Page MenuHomePhabricator

Only receive mails for failing selenium daily tests when test fail in a row
Open, Needs TriagePublic

Description

The tests suite for selenium tests in Two-Column-Edit-Conflict-Merge is quite big and we're getting almost every day reports since at least on test fails regularly. In ~99% of the cases the tests the to fail randomly due to flackyness of the beta cluster. So the age column is almost higher than one in the list of failing test cases. E.g.

Failed Tests
Test Name	Duration	Age
chrome.90_0_4430_85.linux.TwoColConflict.shows_a_dismissible_hint_on_the_core_edit_conflict_interface	1 min 0 sec	1
All Tests
Package	Duration	Fail	Skip	Total
chrome.90_0_4430_85.linux	17 min	1	0	46

It would be nice to have an option to only get an email if the age of failing tests is anywhere over 1.

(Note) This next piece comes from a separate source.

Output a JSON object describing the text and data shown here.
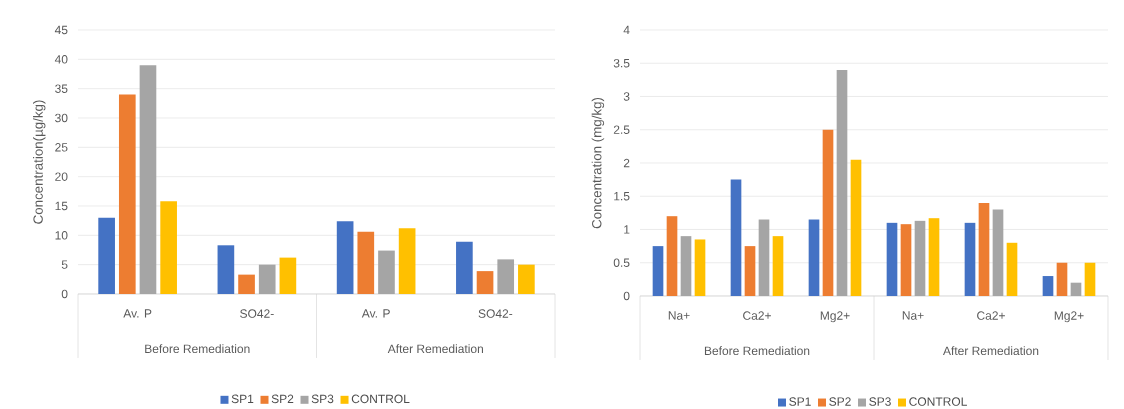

Note: Most of the discussion below is somewhat the way to get to this conclusion.

Event Timeline

I don't think that' this would be a good idea. Since we're not part of the gate and submit job anymore, it's even more important to have regular tests running so see, if somethings broken.

It's a bit bothersome, that ( apparently due to beta cluster being beta cluster ) tests randomly fail, but the last number in the Age column gives an idea if it's a random failure or not. - If this number is higher than one, it means, that the same test case failed two times in a row. - In the last weeks we never had that situation.

tl;dr: lets keep the daily suite running :-)

  1. This doesn't look random any more. As said, I get these emails almost daily now.
  2. What about the 17 minutes?
  1. This doesn't look random any more. As said, I get these emails almost daily now.

Yes, getting this email means, that at least one of the 47 test cases failed. In the report you get a list of the cases that failed. Only when the number in the age column is greater than one it would be a strong hint, that the test did not fail randomly. Otherwise it could be assumed it is random. Especially since the beta cluster can be flaky sometimes.

Not that it is a good thing to have randomly failing test cases on a regular basis, but there's already a ticket for that. T276082: Check randomly failing selenium daily tests

  1. What about the 17 minutes?

I'm not sure why this is a issue. Sure, once a day we're binding resources to run that test suite, but I still think that it's important to have a regular check if things are well. And we also have this other ticket where we look fixing slow browser tests T282935: Fix slow browser tests (7 minutes?) and re-add them to gate

  1. What about the 17 minutes?

I'm not sure why this is a issue. Sure, once a day we're binding resources to run that test suite, but I still think that it's important to have a regular check if things are well. And we also have this other ticket where we look fixing slow browser tests T282935: Fix slow browser tests (7 minutes?) and re-add them to gate

On thing to add here: The tests are also way slower, because they run on the beta cluster and things take more time there.

Here's a table of historical test failures, https://integration.wikimedia.org/ci/job/selenium-daily-beta-TwoColConflict/611/testReport/history/

As already stated, the results are randomly very flaky.

For comparison, here are the other daily tests: https://integration.wikimedia.org/ci/view/selenium-daily/

Only TwoColConflict and WikibaseLexeme tests take more than a few minutes, so there's certainly room for improvement. I don't have much of an opinion about leaving enabled or not, < 20 minutes once per day isn't a huge overhead relative to the gated tests, for example. But getting a failure email every other day doesn't bring much value, either. It's just a reminder that we own a complex and possibly flaky extension and that we need to stabilize the tests.

I've been working on support for parallel browser testing, we could experiment with that once the other low-hanging fruit is exhausted. Another quick fix would be to skip all but a handful of essential tests, maybe to cover what we consider the riskiest features.

WMDE-Fisch renamed this task from Disable broken selenium-daily-beta-TwoColConflict to Only receive mails for failing selenium daily tests when test fail in a row.May 19 2021, 9:21 AM
WMDE-Fisch updated the task description. (Show Details)
WMDE-Fisch added a subscriber: zeljkofilipin.